Eastern Kenya has been hit hardest by drought, with humanitarian agencies reporting mass livestock deaths, acute food and water shortages, and rising public health risks.
Already, the National Drought Management Authority has placed nine of the country’s counties on alert as food insecurity deepens.
With about 3.5 million people expected to require food assistance through May 2026, analysts warn that food prices could come under renewed pressure in the coming months.
Food inflation remains a major driver of headline inflation, accounting for more than 32% of the CPI basket.
Other price drivers and core inflation
Transport inflation eased to 4.8% in January from 5.2% in December, reflecting softer fuel costs. By contrast, inflation in housing, water, electricity, gas and other fuels accelerated to 2.2% from 1.6%, pointing to persistent pressure in household utilities.
Core inflation — which excludes volatile food and fuel prices — edged up to 2.2% from 2.0% in December. The increase reflects firmer prices for manufactured food products, health and education services, and information and communication technology, signalling mild underlying inflationary pressures.
Policy outlook
Despite the drought, the CBK said at its December policy meeting that inflation is expected to remain within target in the near term, supported by lower processed food prices, stable energy costs and a relatively steady currency.
The bank also expects economic growth to strengthen, with gross domestic product projected to expand by 5.2% in 2025 and 5.5% in 2026, underpinned by robust services activity, a rebound in agriculture and continued recovery in industry.

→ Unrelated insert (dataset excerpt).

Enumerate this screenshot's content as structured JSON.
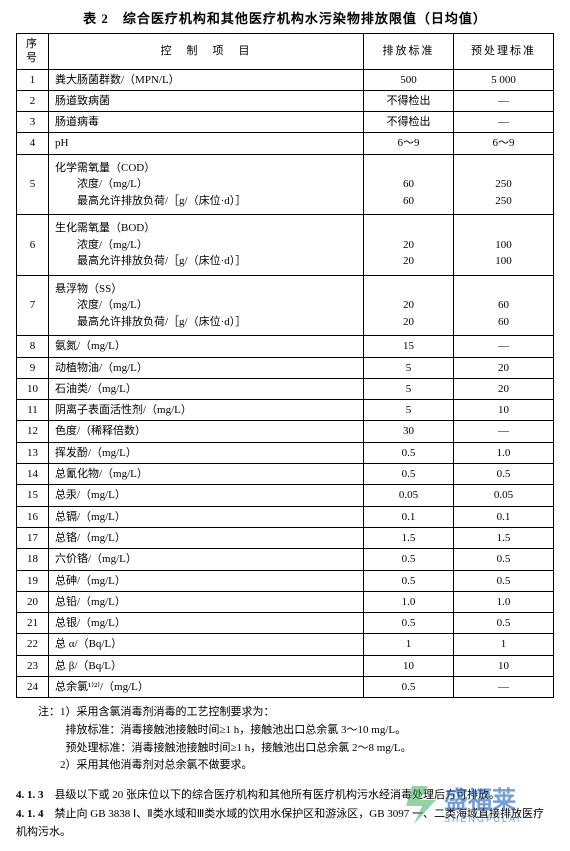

“This outlook is subject to risks, including adverse weather conditions, elevated trade policy uncertainties, and geopolitical tensions,” the CBK said.
On the back of these expectations, the central bank cut its policy rate to 9%, marking its ninth consecutive reduction aimed at stimulating credit growth and supporting economic activity.
However, the worsening food situation poses a renewed risk to the inflation outlook, potentially narrowing the scope for further easing. As policymakers prepare for their next meeting in February, markets and businesses will be closely watching how the CBK weighs drought-related dangers against its growth-centered agenda.